A un certo punto non ce la feci più e decisi di "attaccare" l'anello più debole della catena: lo zio.

Inizialmente cercò di sviare il discorso, ma poi anche lui ebbe un crollo emotivo e mi parlò con il cuore in mano:
- "Claudio, ascolta, Blanca mi manca anche a me moltissimo... La zia è ormai fuori controllo, sembra impazzita, vediamo di aiutarla noi due... Ma dobbiamo andarci piano, perché uno sbaglio potrebbe essere fatale per tutti. Ora ti dico una cosa, ma nessuno deve sapere che te l'ho detta: la tua gemella è a Verona, dove quella pazza l'ha fatta sposare, ma contro la sua volontà, quindi credo che il matrimonio potrebbe tranquillamente essere annullato... Ad ogni modo, sarà più facile per te ritrovarla... Vai e fammi sapere".
Restai attonito per quella notizia così terribile. Non potevo crederci, le nostre speranze di una vita insieme erano andate in pezzi... Replicai:
- "Ma come ha potuto fare una cosa tanto cattiva? È un mostro... E adesso, cosa posso fare io?".

Lo zio non mi disse più nulla, ma mi fornì l'indirizzo, ed io non persi tempo e decisi di scriverle immediatamente...
Anche quello era un rischio: E se la lettera fosse finita nelle mani del marito? Ma dovevo farlo, ora o mai più... Non potevo vivere il resto della mia vita nel rimpianto di non aver lottato per riprendermela. In una parola, non volevo vivere senza di lei... Presi carta e penna e buttai giù ciò che mi diceva il mio cuore:
- "Cara gemella, vita mia, sangue del mio sangue, come vedi anche questa volta tua madre non è riuscita a strapparci dai nostri cuori come avrebbe voluto. Siamo nati in un solo respiro, e senza di te mi manca l’unico motivo per andare avanti... Non ti chiedo come stai perché già lo so, e perché anch'io sto allo stesso modo. Per la seconda volta in pochi anni ci ha separati fisicamente, e non nascondiamoci che stavolta sarà dura, molto dura tornare insieme... Ho saputo di quello che ti è successo solo pochi minuti fa da zio, al quale manchi quanto manchi a me.
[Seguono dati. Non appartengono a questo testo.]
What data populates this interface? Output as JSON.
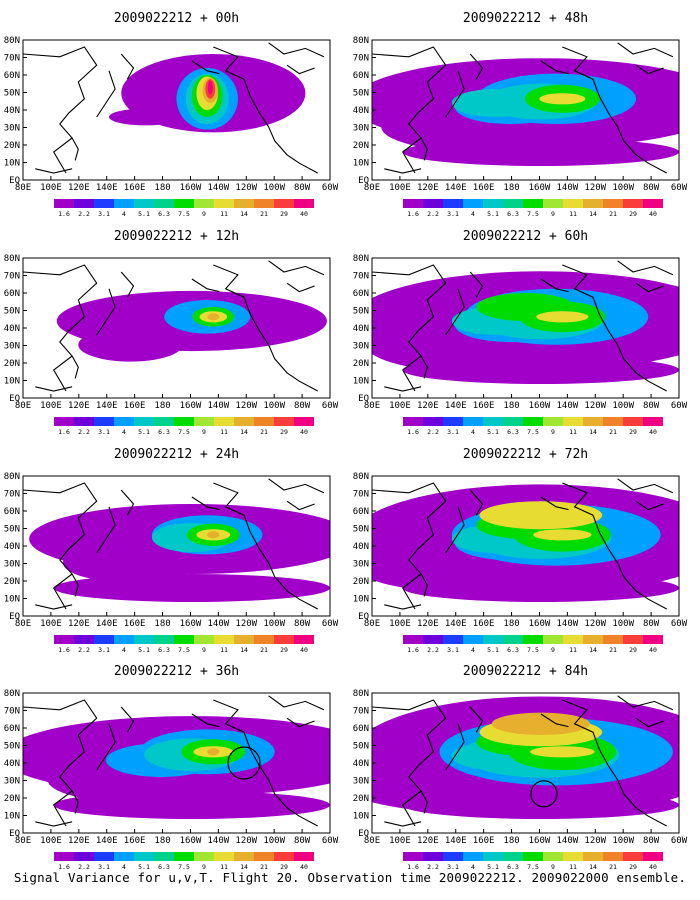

Ma è possibile che ci capiti tutto questo? Spero solo che tuo marito almeno ti rispetti come meriti, ma ciò non cambia per me le cose. Ci dobbiamo vedere, a tutti i costi, fammi sapere come è meglio, ed io ti raggiungerò anche in capo al mondo. Stanne certa, il tuo Tato non ti abbandonerà mai".

E dopo circa una settimana ricevetti la sua risposta... Trepidante, mi chiusi nella mia cameretta e cominciai a leggere:
- "Tato mio, è difficile mettere insieme le parole senza piangere, ma voglio innanzitutto dirti grazie. Ero certa che prima o poi saresti venuto a cercarmi, e non voglio mentirti; perciò, ti dico che questa tua "presenza" mi fa sentire meno sola. In questi primi tempi, Firmino – mio marito, pensa che nome ridicolo – mi ha costretta a quelli che lui chiama "doveri coniugali". Mi ha fatto fare di tutto, ma senza quella dolcezza che c'era tra di noi... Questo macigno, mio caro gemello, lo dovremo portare da soli: non dire niente a mio padre, che se lo sapesse ne morirebbe dal dolore. Insomma, se questo è l'inizio, credo che non potrò resistere per molto... Ma ora veniamo al lato positivo; non so se te lo hanno detto, mio marito fa il camionista, e in questo periodo sta lontano da casa dal venerdì al martedì successivo... Anch'io credo che dobbiamo vederci, toccarci, respirarci... Devi venire SUBITO da me, e quando ciò avverrà sarai per tutti (come poi è) "solo" – che Dio, che ci ha fatto nascere insieme, ci perdoni – mio cugino. Sento un immenso bisogno di te... Pensa: potremo stare insieme per tutto il fine settimana! Ti aspetto con ansia e ti abbraccio, tua Tati per sempre".